A isenção de produtos da cesta básica também parece benéfica, mas na prática atinge em cheio os municípios produtores de alimentos, que deixam de arrecadar com a comercialização desses bens. O que é um alívio para o consumidor final torna-se um fardo para quem depende do ICMS sobre a produção agrícola. Nem tudo que parece justo é, de fato, justo para todos.
É preciso reconhecer que a Reforma Tributária foi desenhada com foco na uniformidade, mas num país do tamanho de um continente. Esqueceram-se das peculiaridades regionais, das vulnerabilidades locais, dos dramas ambientais. A CNM (Confederação Nacional dos Municípios) e a FNP (Frente Nacional dos Prefeitos) tampouco se colocaram como verdadeiras defensoras dos pequenos. Assistimos a painéis que “explicam” a reforma, mas não a debatem de fato. Explicar é diferente de defender.

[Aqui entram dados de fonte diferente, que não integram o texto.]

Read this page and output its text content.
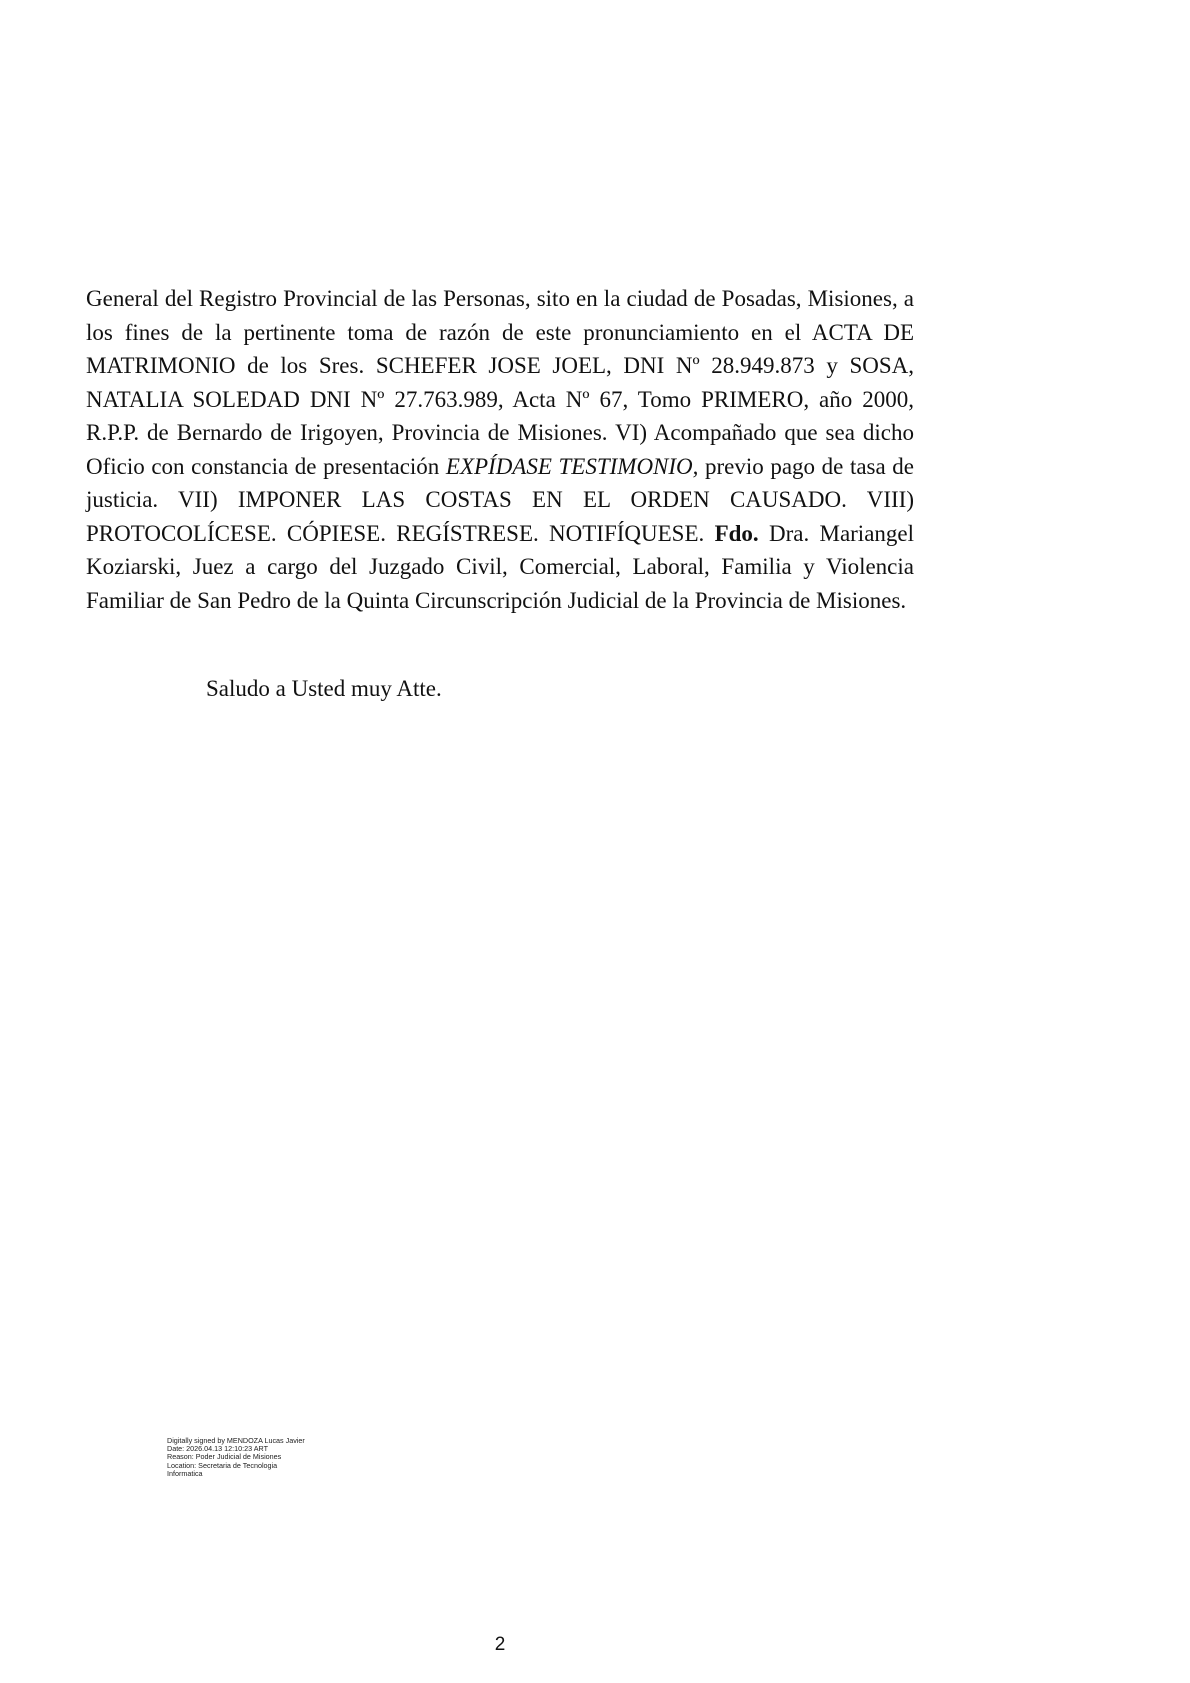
General del Registro Provincial de las Personas, sito en la ciudad de Posadas, Misiones, a los fines de la pertinente toma de razón de este pronunciamiento en el ACTA DE MATRIMONIO de los Sres. SCHEFER JOSE JOEL, DNI Nº 28.949.873 y SOSA, NATALIA SOLEDAD DNI Nº 27.763.989, Acta Nº 67, Tomo PRIMERO, año 2000, R.P.P. de Bernardo de Irigoyen, Provincia de Misiones. VI) Acompañado que sea dicho Oficio con constancia de presentación EXPÍDASE TESTIMONIO, previo pago de tasa de justicia. VII) IMPONER LAS COSTAS EN EL ORDEN CAUSADO. VIII) PROTOCOLÍCESE. CÓPIESE. REGÍSTRESE. NOTIFÍQUESE. Fdo. Dra. Mariangel Koziarski, Juez a cargo del Juzgado Civil, Comercial, Laboral, Familia y Violencia Familiar de San Pedro de la Quinta Circunscripción Judicial de la Provincia de Misiones.

Saludo a Usted muy Atte.

Digitally signed by MENDOZA Lucas Javier
Date: 2026.04.13 12:10:23 ART
Reason: Poder Judicial de Misiones
Location: Secretaria de Tecnologia
Informatica
2
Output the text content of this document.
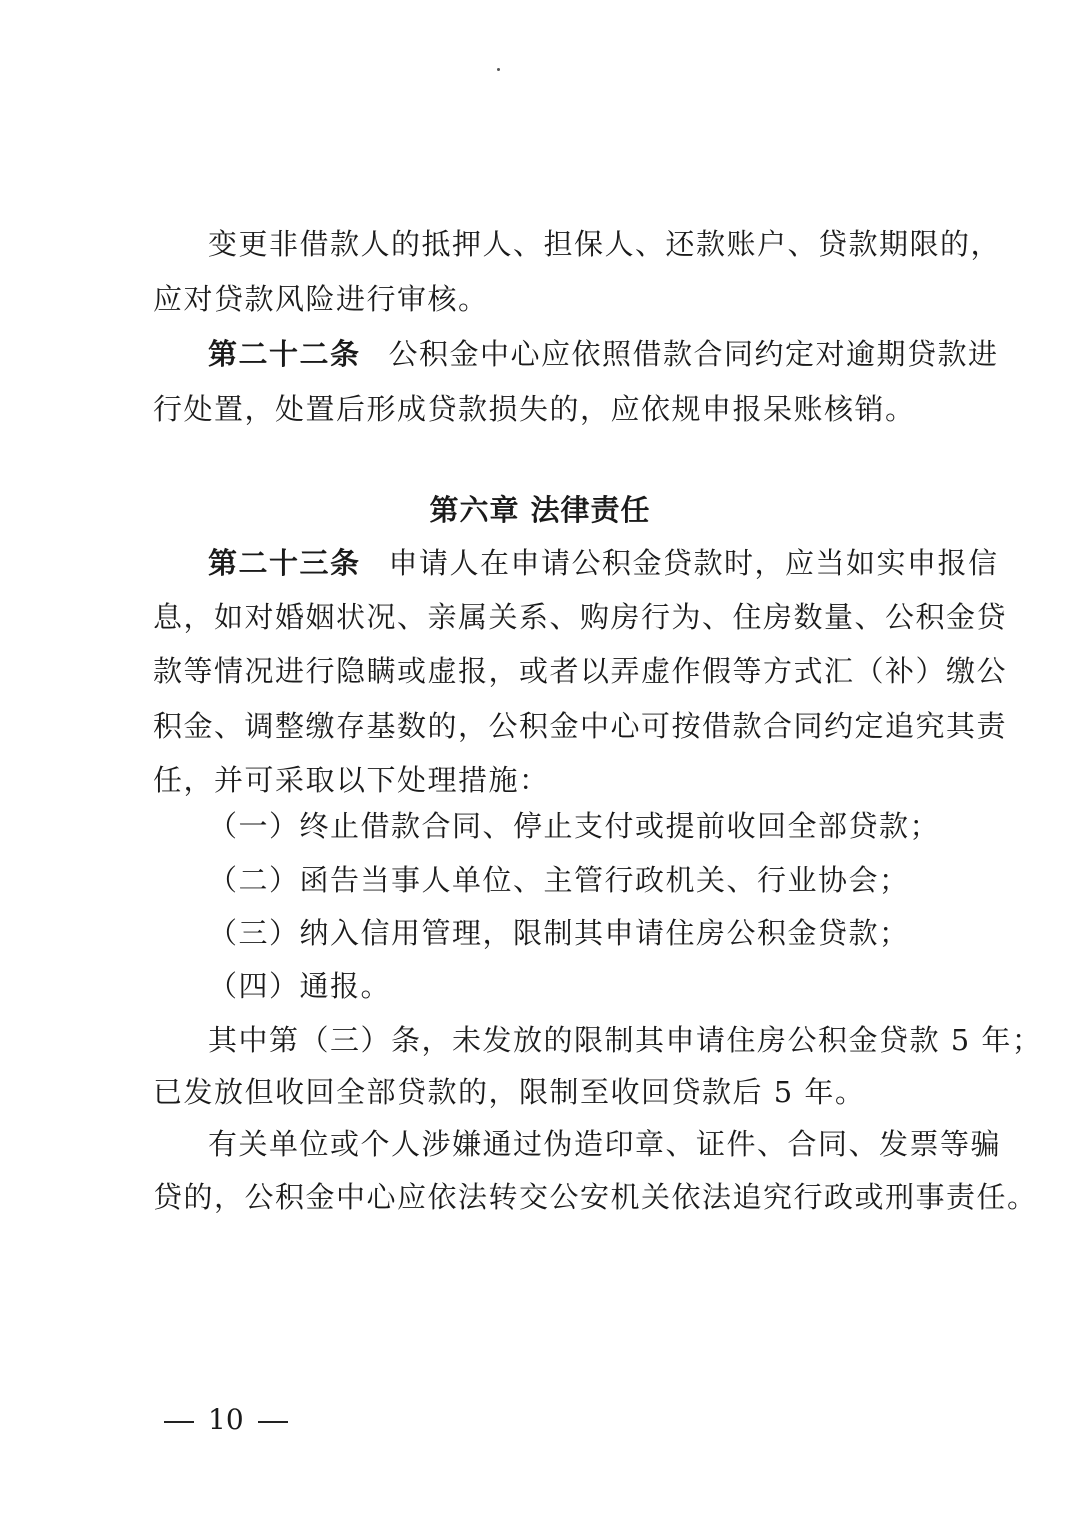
变更非借款人的抵押人、担保人、还款账户、贷款期限的，
应对贷款风险进行审核。
第二十二条 公积金中心应依照借款合同约定对逾期贷款进
行处置，处置后形成贷款损失的，应依规申报呆账核销。
第六章 法律责任
第二十三条 申请人在申请公积金贷款时，应当如实申报信
息，如对婚姻状况、亲属关系、购房行为、住房数量、公积金贷
款等情况进行隐瞒或虚报，或者以弄虚作假等方式汇（补）缴公
积金、调整缴存基数的，公积金中心可按借款合同约定追究其责
任，并可采取以下处理措施：
（一）终止借款合同、停止支付或提前收回全部贷款；
（二）函告当事人单位、主管行政机关、行业协会；
（三）纳入信用管理，限制其申请住房公积金贷款；
（四）通报。
其中第（三）条，未发放的限制其申请住房公积金贷款 5 年；
已发放但收回全部贷款的，限制至收回贷款后 5 年。
有关单位或个人涉嫌通过伪造印章、证件、合同、发票等骗
贷的，公积金中心应依法转交公安机关依法追究行政或刑事责任。
10
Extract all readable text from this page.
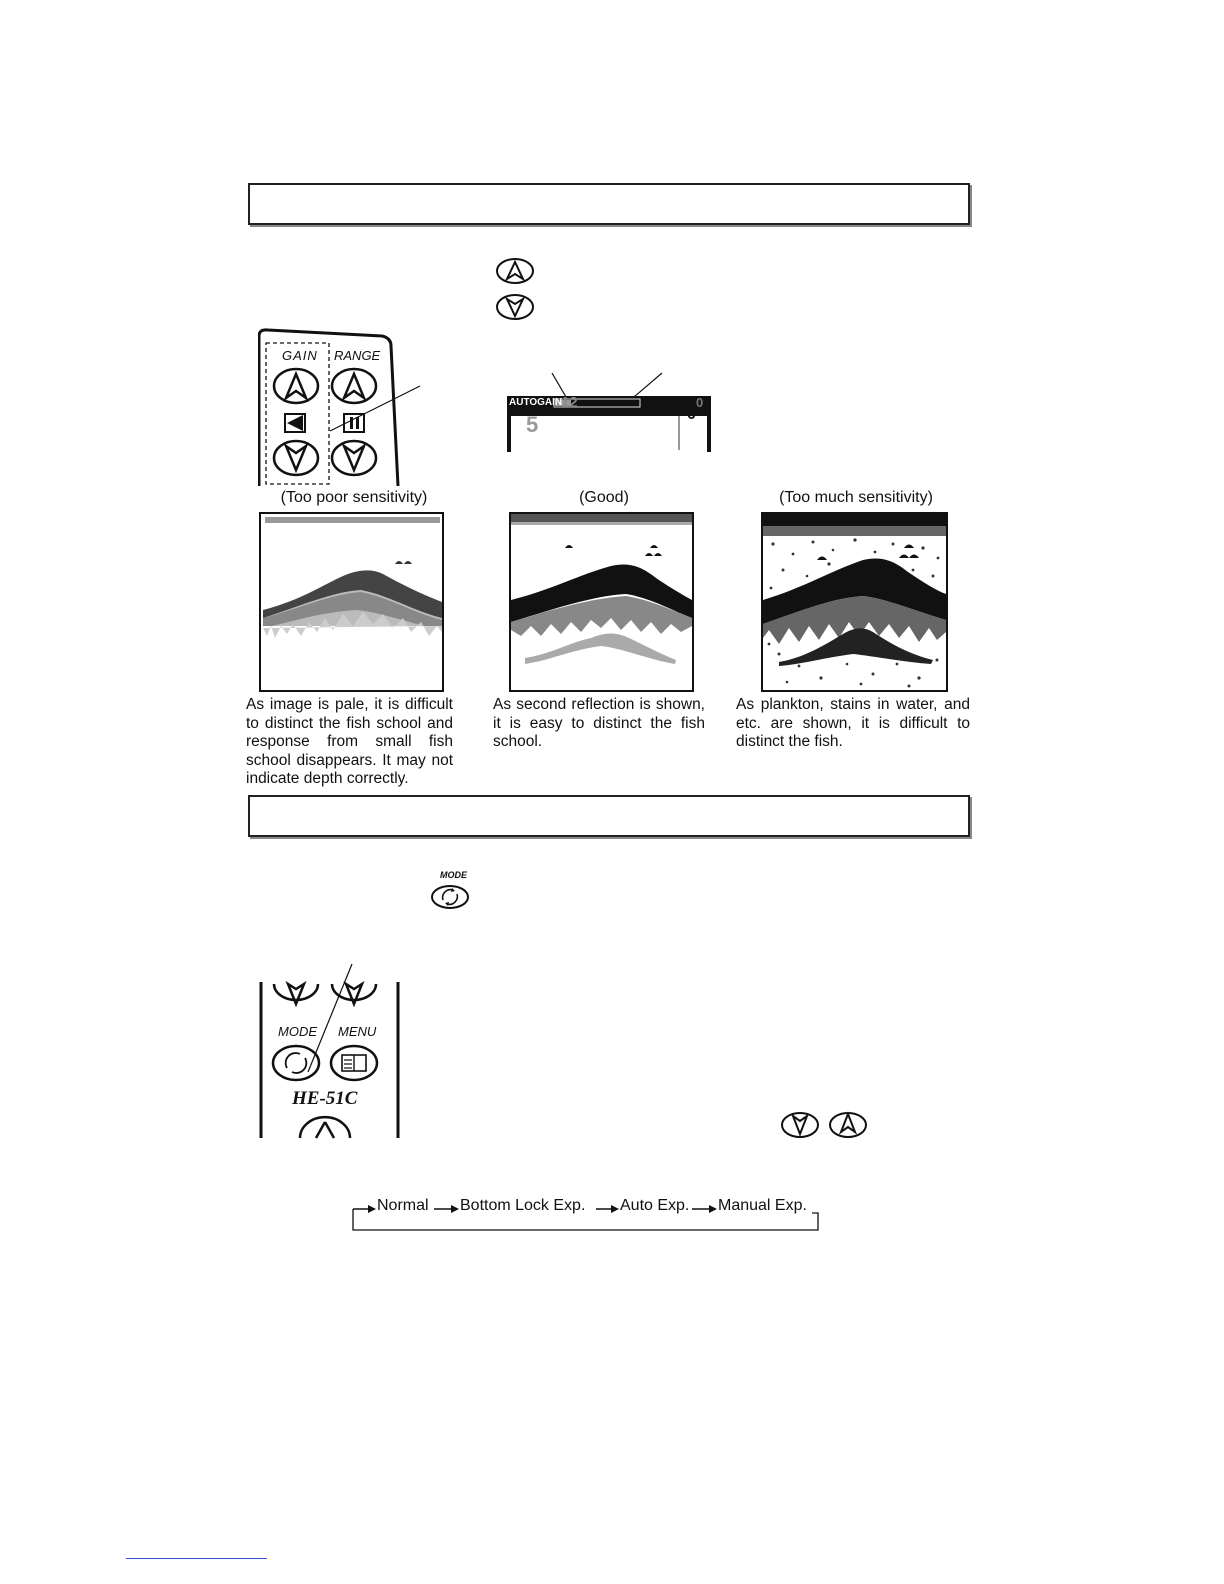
GAIN RANGE
AUTOGAIN
12
5
0
0
(Too poor sensitivity)	(Good)	(Too much sensitivity)
As image is pale, it is difficult to distinct the fish school and response from small fish school disappears. It may not indicate depth correctly.
As second reflection is shown, it is easy to distinct the fish school.
As plankton, stains in water, and etc. are shown, it is difficult to distinct the fish.
MODE
MODE MENU
HE-51C
Normal Bottom Lock Exp. Auto Exp. Manual Exp.
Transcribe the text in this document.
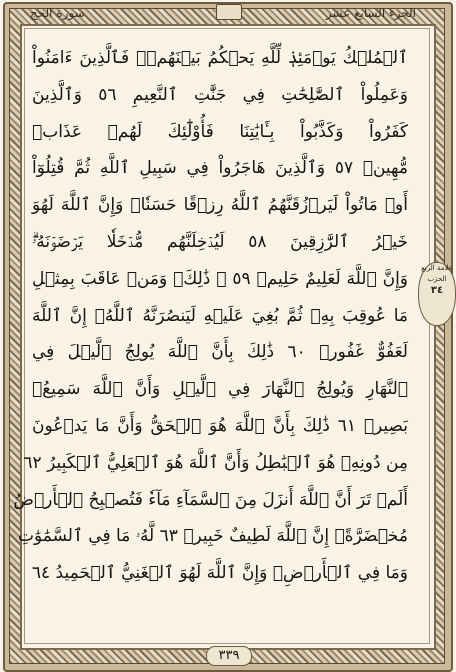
سورة الحج	الجزء السابع عشر
ٱلۡمُلۡكُ يَوۡمَئِذٖ لِّلَّهِ يَحۡكُمُ بَيۡنَهُمۡۚ فَٱلَّذِينَ ءَامَنُواْ
وَعَمِلُواْ ٱلصَّٰلِحَٰتِ فِي جَنَّٰتِ ٱلنَّعِيمِ ٥٦ وَٱلَّذِينَ
كَفَرُواْ وَكَذَّبُواْ بِـَٔايَٰتِنَا فَأُوْلَٰٓئِكَ لَهُمۡ عَذَابٞ
مُّهِينٞ ٥٧ وَٱلَّذِينَ هَاجَرُواْ فِي سَبِيلِ ٱللَّهِ ثُمَّ قُتِلُوٓاْ
أَوۡ مَاتُواْ لَيَرۡزُقَنَّهُمُ ٱللَّهُ رِزۡقًا حَسَنٗاۚ وَإِنَّ ٱللَّهَ لَهُوَ
خَيۡرُ ٱلرَّٰزِقِينَ ٥٨ لَيُدۡخِلَنَّهُم مُّدۡخَلٗا يَرۡضَوۡنَهُۥۗ
وَإِنَّ ٱللَّهَ لَعَلِيمٌ حَلِيمٞ ٥٩ ۞ ذَٰلِكَۖ وَمَنۡ عَاقَبَ بِمِثۡلِ
مَا عُوقِبَ بِهِۦ ثُمَّ بُغِيَ عَلَيۡهِ لَيَنصُرَنَّهُ ٱللَّهُۚ إِنَّ ٱللَّهَ
لَعَفُوٌّ غَفُورٞ ٦٠ ذَٰلِكَ بِأَنَّ ٱللَّهَ يُولِجُ ٱلَّيۡلَ فِي
ٱلنَّهَارِ وَيُولِجُ ٱلنَّهَارَ فِي ٱلَّيۡلِ وَأَنَّ ٱللَّهَ سَمِيعُۢ
بَصِيرٞ ٦١ ذَٰلِكَ بِأَنَّ ٱللَّهَ هُوَ ٱلۡحَقُّ وَأَنَّ مَا يَدۡعُونَ
مِن دُونِهِۦ هُوَ ٱلۡبَٰطِلُ وَأَنَّ ٱللَّهَ هُوَ ٱلۡعَلِيُّ ٱلۡكَبِيرُ ٦٢
أَلَمۡ تَرَ أَنَّ ٱللَّهَ أَنزَلَ مِنَ ٱلسَّمَآءِ مَآءٗ فَتُصۡبِحُ ٱلۡأَرۡضُ
مُخۡضَرَّةًۚ إِنَّ ٱللَّهَ لَطِيفٌ خَبِيرٞ ٦٣ لَّهُۥ مَا فِي ٱلسَّمَٰوَٰتِ
وَمَا فِي ٱلۡأَرۡضِۚ وَإِنَّ ٱللَّهَ لَهُوَ ٱلۡغَنِيُّ ٱلۡحَمِيدُ ٦٤
علامة الربع
الحزب
٣٤
٣٣٩
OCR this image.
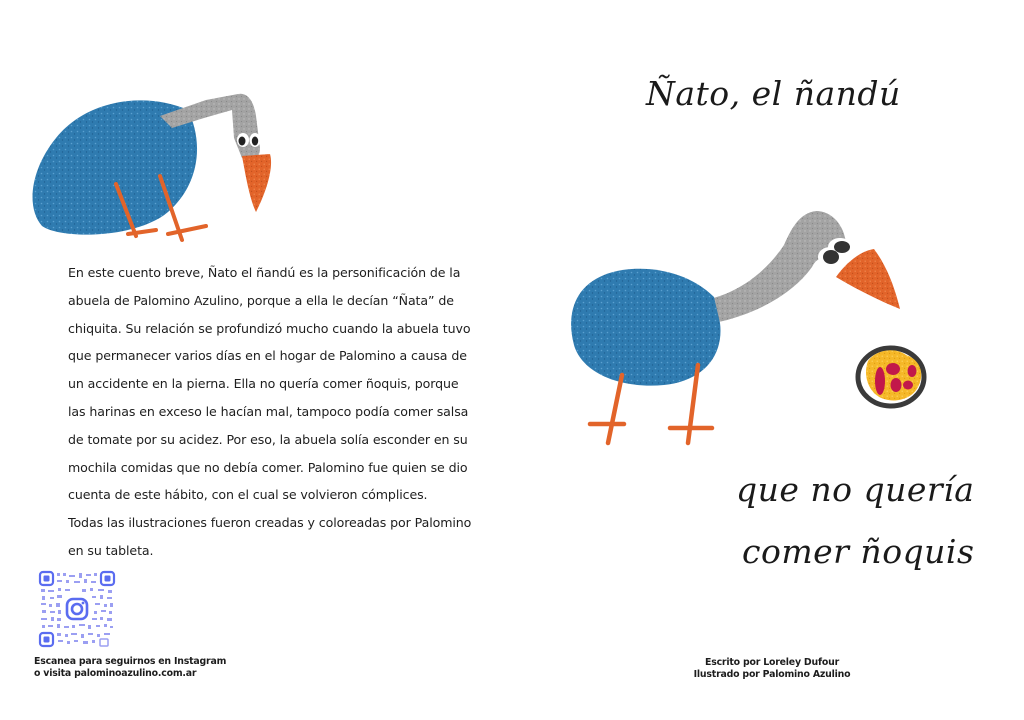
En este cuento breve, Ñato el ñandú es la personificación de la

abuela de Palomino Azulino, porque a ella le decían “Ñata” de

chiquita. Su relación se profundizó mucho cuando la abuela tuvo

que permanecer varios días en el hogar de Palomino a causa de

un accidente en la pierna. Ella no quería comer ñoquis, porque

las harinas en exceso le hacían mal, tampoco podía comer salsa

de tomate por su acidez. Por eso, la abuela solía esconder en su

mochila comidas que no debía comer. Palomino fue quien se dio

cuenta de este hábito, con el cual se volvieron cómplices.

Todas las ilustraciones fueron creadas y coloreadas por Palomino

en su tableta.

Escanea para seguirnos en Instagram
o visita palominoazulino.com.ar
Ñato, el ñandú
que no quería
comer ñoquis
Escrito por Loreley Dufour
Ilustrado por Palomino Azulino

A solução não é simples. Mas ela precisa começar pela honestidade: precisamos admitir que a reforma, tal como está, vai penalizar os mais frágeis. Vai acentuar desigualdades, comprometer a reconstrução de municípios inteiros e ameaçar a resiliência financeira de quem já vive no limite.
Ao final, deixo cinco pontos de reflexão — e de alerta:
• O custo das complementações de receita será pago por estados e municípios, não pela União.
• Não há previsão legal que contemple situações excepcionais como pandemias ou desastres climáticos.
• Municípios com baixa arrecadação e alíquotas reduzidas sairão em de vantagem na fixação do novo padrão.
• A isenção do IBS sobre alimentos e a arrecadação no destino vão prejudicar especialmente os pequenos produtores e municípios agrícolas.
• As entidades representativas falharam em garantir a defesa efetiva dos interesses municipais.
Não podemos avaliar uma reforma só pelos interesses do mercado, da indústria ou do comércio exterior. O único critério legítimo é este: ela é boa para a sociedade brasileira como um todo? E, no momento, a resposta ainda é um preocupante não.